Yok, kardeşim olmuyor işte!
Adada çözüme ulaşmak adına ‘’Federasyonmuş’’, ‘’Konfederasyonmuş’’,
‘’Gevşek Federasyonmuş’’ modelleriyle bu ısrar niye?
1983 yılından bugüne yaşayan, dimdik ayakta
duran kendi kurduğun KKTC devleti yaşamın için yetmiyor mu o yerde?
Türlü
modeller için masaya oturmak niye?
Kıbrıs’ta bu model kabul olursa çözüm kalıcı
olur dediler! Ama her defasında Türk
tarafından bir taviz daha koparıp gittiler!
Neredeyse 2023 yılına geldik, hala
Kıbrıs’ta müzakere denir!
Hala Kıbrıs’ta çözümü konuşur siyasilerimiz!
Hala türlü başlıklar altında Rum
tarafına işbirliği öneririz!
Anlayın artık! Rumlarla müzakere olmaz!
İşbirliği de olmaz!
Onların adada istedikleri bir tek şey var!
O da; bu adanın sahibi de biziz, yöneteni de
bizden başkası olamaz! Zaten tüm dünya
devletleri bu adanın resmi hükümeti olarak bizi tanır. Sen de bunu böyle kabul et! Bitsin bu iş!
Sanki Kıbrıs Türkleri 1955’leri, 58’leri yaşamamış.

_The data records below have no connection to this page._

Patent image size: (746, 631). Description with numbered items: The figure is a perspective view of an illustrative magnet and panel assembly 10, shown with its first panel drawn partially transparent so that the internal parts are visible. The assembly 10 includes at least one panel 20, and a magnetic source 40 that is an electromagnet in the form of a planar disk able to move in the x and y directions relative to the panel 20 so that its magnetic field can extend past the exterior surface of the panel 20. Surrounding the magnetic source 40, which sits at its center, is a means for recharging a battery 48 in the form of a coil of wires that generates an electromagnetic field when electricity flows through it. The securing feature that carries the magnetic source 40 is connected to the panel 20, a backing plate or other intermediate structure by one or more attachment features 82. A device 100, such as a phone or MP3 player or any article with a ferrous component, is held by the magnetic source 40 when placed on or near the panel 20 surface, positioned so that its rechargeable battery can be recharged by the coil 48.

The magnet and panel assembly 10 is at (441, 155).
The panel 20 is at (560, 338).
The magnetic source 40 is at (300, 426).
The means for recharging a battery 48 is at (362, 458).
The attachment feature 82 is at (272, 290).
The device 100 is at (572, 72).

63’lerde, 74’lerde toplu mezarlara gömülmemiş gibi…
Sanki Rum’un türlü ambargolarıyla Kıbrıs
Türk’üne yaşadığı topraklar zindan edilmemiş, hala edilmiyormuş gibi…
Bugün, Kuzey Kıbrıs Türk Cumhuriyeti
ekonomisinin, müşterek milli davada iş birlikteliği yaptığı Anavatan Türkiye’ye
muhtaç olması geçici bir olaydır. Türkiye’nin askeri desteği, adadaki varlığı
uluslararası anlaşmaların verdiği garantörlük hakkı nedeniyledir.
Bugün, dünya haritasında kimseden destek
almaksızın, tek başına ayakta durabilen devlet yoktur. Rum tarafı üyesi olduğu
AB’den, anavatanı Yunanistan’dan, işbirliği yaptığı Rusya, İsrail, Mısır,
Fransa ve İngiltere’den destek almamakta mıdır?
Bugün, Rum liderliği Kıbrıs’ta Helenizm için
mücadele ettiğini açıkça ilan etmektedir. Yunanistan, Rum Ulusal Konseyi ve Rum Kilisesi
bu mücadelenin en büyük destekçisidir.
Rum liderliği, Yunanistan ile her konuda
anlaşarak, görüş birliği içinde hareket ediyoruz diye övünmektedir.
Kıbrıs Türk Halkı da Anavatan Türkiye ile uyum
içinde hareket etmekle övünmeli, Kuzey Kıbrıs Türk Cumhuriyetini yaşatmak için
mücadele etmelidir.
Esas olan; KKTC de yaşayan Kıbrıs
Türk’ünün özellikle de genç nesillerinin Kuzey Kıbrıs Türk Cumhuriyetinden
vazgeçildiği takdirde, Rum çoğunluğun içinde istenmeyen, ‘’Türkçe konuşan Kıbrıslı’’ muamelesi karşısında eriyip gidileceğini
iyi bilmesi gerekir.
Günümüz Kıbrıs’ında KKTC’nin varlığı göz ardı
edilemez. Kıbrıs’ta tarafların bugünkü durumu çoktan çözümü sağlamıştır.
Olması imkânsız türlü çözüm arayışlarıyla masaya
oturmak, sadece zaman kaybından ibarettir. Artık KKTC devletinin uluslararası
platformda tanınması zamanı gelmiştir.